The better the infrastructure, the lower b. Beside the theoretical deduction, $a$ can be directly observed and $b$ and $l$ can be obtained by regression of block delay time against block size. After that, the optimal block size B, or equivalently the optimal x, is derived accordingly. See OptimalPercentile.

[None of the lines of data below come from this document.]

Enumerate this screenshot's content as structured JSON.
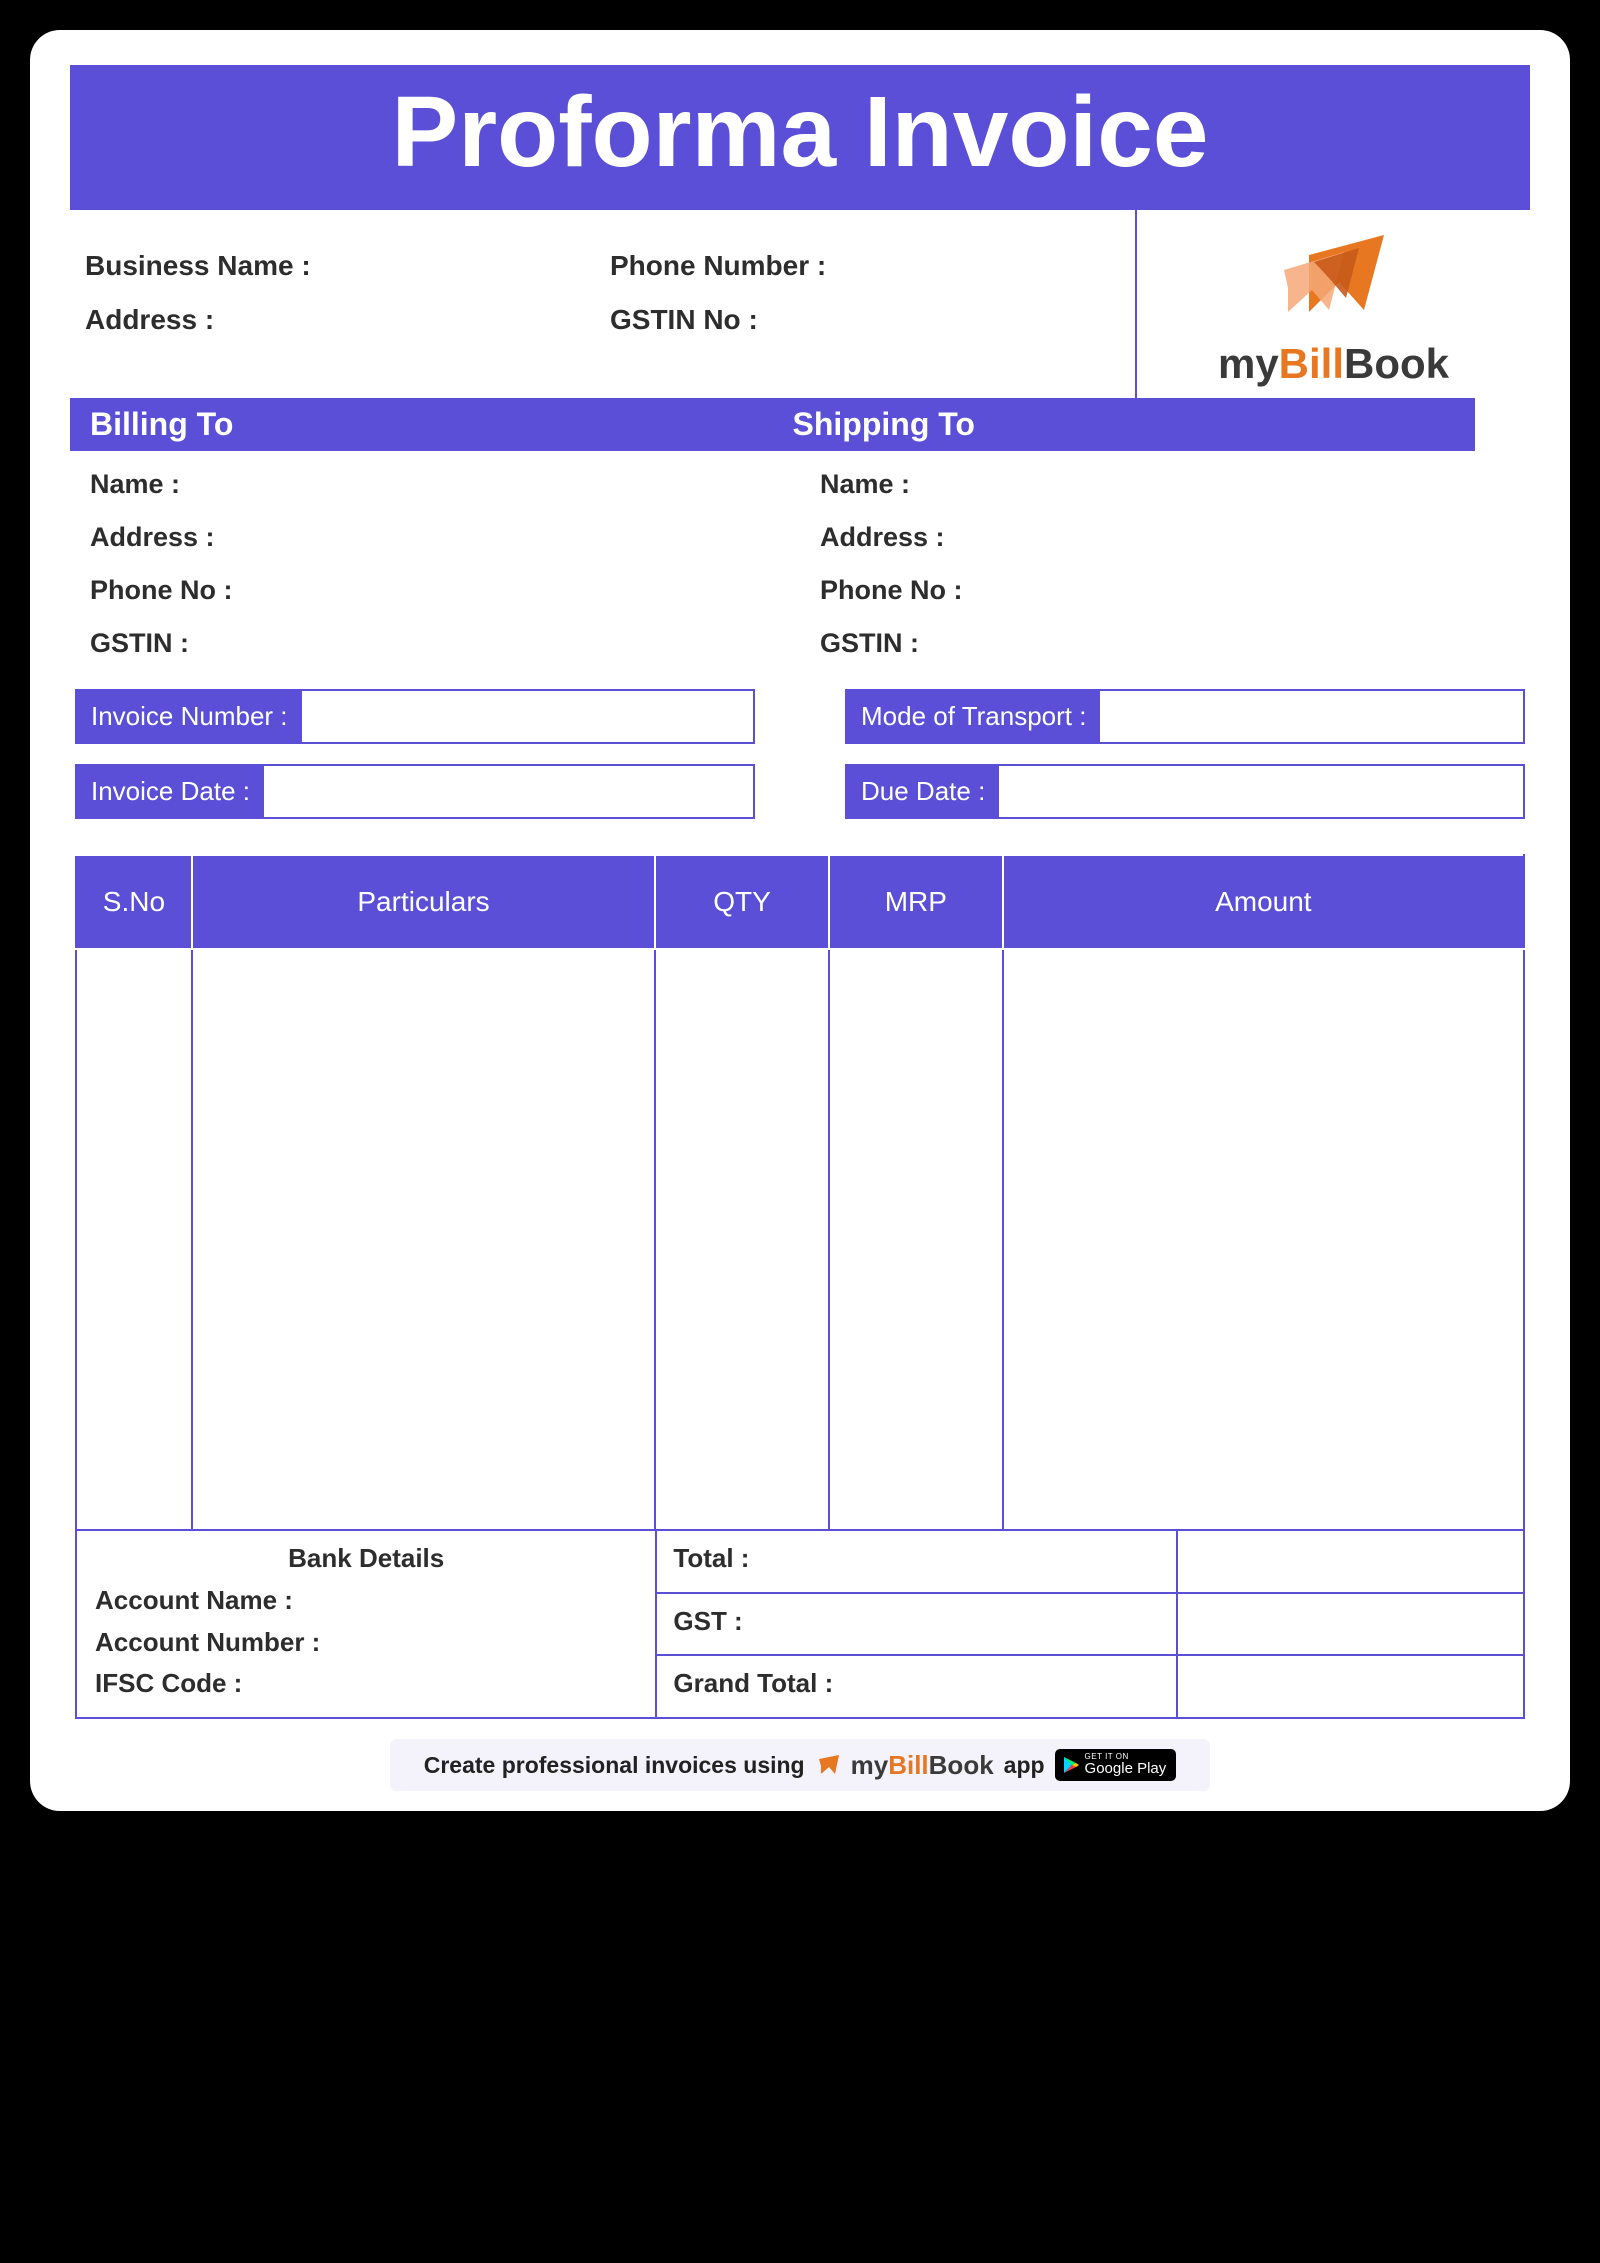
{
  "title": "Proforma Invoice",
  "header": {
    "business_name_label": "Business Name :",
    "address_label": "Address :",
    "phone_label": "Phone Number :",
    "gstin_label": "GSTIN No :"
  },
  "logo": {
    "my": "my",
    "bill": "Bill",
    "book": "Book"
  },
  "billing": {
    "heading": "Billing To",
    "name_label": "Name :",
    "address_label": "Address :",
    "phone_label": "Phone No :",
    "gstin_label": "GSTIN :"
  },
  "shipping": {
    "heading": "Shipping To",
    "name_label": "Name :",
    "address_label": "Address :",
    "phone_label": "Phone No :",
    "gstin_label": "GSTIN :"
  },
  "meta": {
    "invoice_number_label": "Invoice Number :",
    "mode_transport_label": "Mode of Transport :",
    "invoice_date_label": "Invoice Date :",
    "due_date_label": "Due Date :"
  },
  "table": {
    "headers": {
      "sno": "S.No",
      "particulars": "Particulars",
      "qty": "QTY",
      "mrp": "MRP",
      "amount": "Amount"
    }
  },
  "bank": {
    "heading": "Bank Details",
    "account_name_label": "Account Name :",
    "account_number_label": "Account Number :",
    "ifsc_label": "IFSC Code :"
  },
  "totals": {
    "total_label": "Total :",
    "gst_label": "GST :",
    "grand_total_label": "Grand Total :"
  },
  "promo": {
    "prefix": "Create professional invoices using",
    "app": "app",
    "gplay_small": "GET IT ON",
    "gplay_big": "Google Play"
  }
}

Let r be the block reward of unit time of a design, L be the latency in seconds so that $l= \frac{L}{T}$ , the above equation does hint about the optimal design about T. At every time interval T, a revenue of $T \big( r+kqV \int_0^x G^{-1}\big(1-ku\big) du \big) \frac{1+h( \frac{L}{T} +x)}{1+( \frac{L}{T} +x)}$

is collected. Knowing that q is also time preference rate, the overall present value of all future revenue is

$T \big( r+kqV \int_0^x G^{-1}\big(1-ku\big) du \big) \frac{1+h( \frac{L}{T} +x)}{1+( \frac{L}{T} +x)} \times \big(e^{-qT}+e^{-2qT}+e^{-3qT}+...\big)$

So the optimal T is about maximization of

$T\frac{(1+hx)T+hL}{(1+x)T+L} \times \frac{1}{e^{qT}-1}$

whose optimal equation is

$\frac{qTe^{qT}}{e^{qT}-1} -1=\frac{L(1-h)T}{ \big((1+x)T+L\big) \big((1+hx)T+hL\big) }$

When qT is tiny, the left hand side is $\frac{1}{2}qT$ , this solves to

$T \approx \sqrt{ \frac{2L(1-h)}{q(1+x)(1+hx)}}$

For example, assume h being zero and x being tiny and L being 10 second and q being 0.005 annually, T is 355168 seconds.